La plata, en cambio, presenta una dinámica más compleja. A diferencia del oro, no ha servido tradicionalmente como refugio seguro puro, experimentando fluctuaciones más fuertes ligadas a las condiciones económicas debido a su elevado uso industrial. Sin embargo, cuatro factores específicos explican su extraordinario desempeño reciente:

La inclusión de la plata en la lista estadounidense de minerales críticos en noviembre de 2025, reconociendo su carácter esencial para la fabricación de chips de alto rendimiento y el desarrollo de infraestructuras vinculadas a la inteligencia artificial. Las restricciones a las exportaciones chinas desde comienzos de 2026, que limitan la exportación del metal exclusivamente a empresas aprobadas por el gobierno durante 2026 y 2027. Su creciente relevancia como reserva de valor «asequible» para compradores de rentas bajas y medias en mercados emergentes, ante el elevado coste unitario del oro. En Shanghái, los compradores están pagando una prima de alrededor de 10 dólares por onza sobre el precio del mercado de Londres. El descenso de las expectativas de tipos de interés en Estados Unidos, que ha debilitado al dólar y aumentado el atractivo de activos que no pagan intereses.

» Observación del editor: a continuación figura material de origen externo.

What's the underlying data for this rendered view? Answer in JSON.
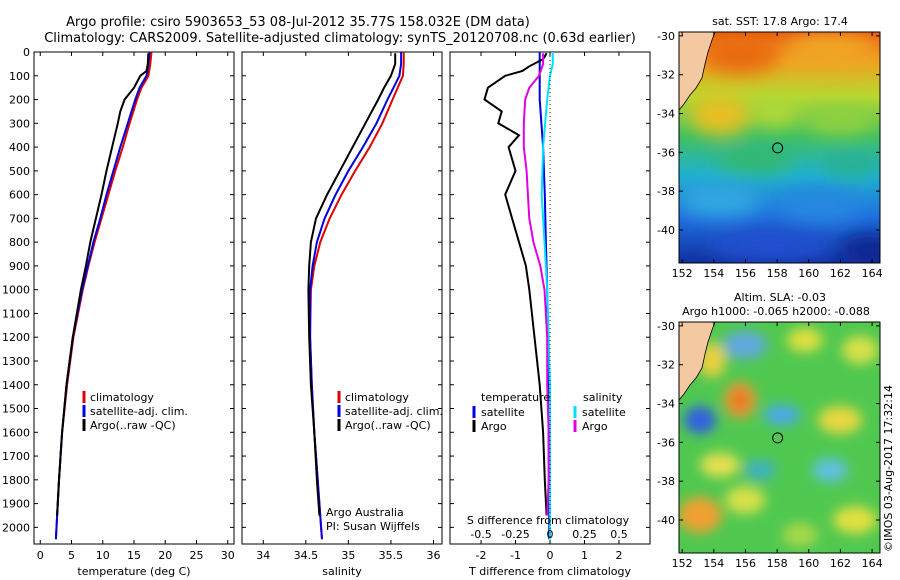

Impacto en mercados relacionados y expectativas futuras

El rally de metales preciosos ha impulsado la confianza en el mercado en general, beneficiando a acciones de compañías mineras como Newmont Corp, Barrick Gold y AngloGold Ashanti. El complejo de metales de CME Group alcanzó el lunes un nuevo récord en un solo día de aproximadamente 3,34 millones de contratos, un 18% más que el anterior récord diario de más de 2,8 millones del 17 de octubre.

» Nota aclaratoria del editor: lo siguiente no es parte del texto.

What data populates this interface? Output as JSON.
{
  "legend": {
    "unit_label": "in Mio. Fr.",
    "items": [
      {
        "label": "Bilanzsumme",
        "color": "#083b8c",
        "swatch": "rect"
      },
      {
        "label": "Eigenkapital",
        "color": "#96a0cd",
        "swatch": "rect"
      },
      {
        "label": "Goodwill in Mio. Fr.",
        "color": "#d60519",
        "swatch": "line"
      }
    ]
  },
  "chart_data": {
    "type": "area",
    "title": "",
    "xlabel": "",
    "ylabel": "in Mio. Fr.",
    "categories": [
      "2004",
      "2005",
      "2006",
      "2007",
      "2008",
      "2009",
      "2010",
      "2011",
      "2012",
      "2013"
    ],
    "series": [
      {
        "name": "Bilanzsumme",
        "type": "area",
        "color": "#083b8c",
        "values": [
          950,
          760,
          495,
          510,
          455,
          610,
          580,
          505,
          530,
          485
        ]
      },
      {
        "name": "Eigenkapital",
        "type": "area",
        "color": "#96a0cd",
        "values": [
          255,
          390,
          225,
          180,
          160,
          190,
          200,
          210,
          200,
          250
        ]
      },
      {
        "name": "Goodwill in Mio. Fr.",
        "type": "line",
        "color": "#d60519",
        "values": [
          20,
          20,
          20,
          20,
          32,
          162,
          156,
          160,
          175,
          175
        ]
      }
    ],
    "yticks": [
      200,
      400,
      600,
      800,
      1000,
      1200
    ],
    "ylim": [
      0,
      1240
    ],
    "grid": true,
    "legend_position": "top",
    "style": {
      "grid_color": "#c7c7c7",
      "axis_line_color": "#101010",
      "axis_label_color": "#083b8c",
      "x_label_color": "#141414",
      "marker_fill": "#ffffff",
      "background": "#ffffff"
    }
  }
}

El platino también registró avances, mientras el paladio experimentó retrocesos en la jornada del martes. La ratio oro/plata se sitúa en torno a 50, y dado que este indicador descendió hasta niveles cercanos a 40 en anteriores ciclos alcistas, algunos analistas proyectan que la plata podría superar ampliamente los 100 dólares por onza en el ciclo actual.

Para el inversor, el mensaje resulta claro: el oro se consolida como seguro frente a divisas frágiles y tipos reales difíciles de interpretar. Los analistas recomiendan mantener exposición sin perseguir el precio, utilizando correcciones para incrementar posiciones y definiendo de antemano cuánto riesgo del patrimonio se desea asignar al metal. Aunque pueden producirse retrocesos a corto plazo dada la sobrecompra extrema indicada por el RSI, el contexto fundamental permanece favorable para nuevos máximos, con proyecciones que apuntan hacia los 5.500 dólares en un futuro próximo.

La Reserva Federal y el futuro inmediato de los metales

La reunión de la Reserva Federal programada para las 20:00 horas CET del 28 de enero, seguida del discurso del presidente Powell, se perfila como el catalizador inmediato más relevante. Se espera ampliamente que la institución mantenga los tipos sin cambios en esta reunión de política monetaria de enero.

El mercado ha ajustado sus expectativas hacia una Fed más acomodaticia que pudiera acometer varios recortes de tipos durante 2026, lo que ha contribuido a debilitar el dólar estadounidense. Sin embargo, la presión política sobre la independencia de la institución, las preocupaciones sobre la sostenibilidad de la deuda estadounidense y el coste creciente de los intereses de esa deuda añaden capas adicionales de complejidad al panorama.

Una corrección significativa del mercado de metales preciosos, caracterizada por una caída generalizada de precios, solo podría desencadenarse por un cambio sustancial en la dinámica geopolítica global o por un giro inesperado en la política monetaria estadounidense. Hasta entonces, la tendencia acelerada hacia la desdolarización, la demanda sostenida de países en desarrollo, la expansión monetaria global continua y las tensiones geopolíticas persistentes seguirán proporcionando soporte estructural al interés en los metales preciosos como activos refugio.

El momento presente se caracteriza por una imprevisibilidad extrema y cambios rápidos que mantienen a los inversores en estado de alerta, reforzando el papel histórico de oro y plata como reservas de valor en tiempos de máxima incertidumbre institucional y monetaria.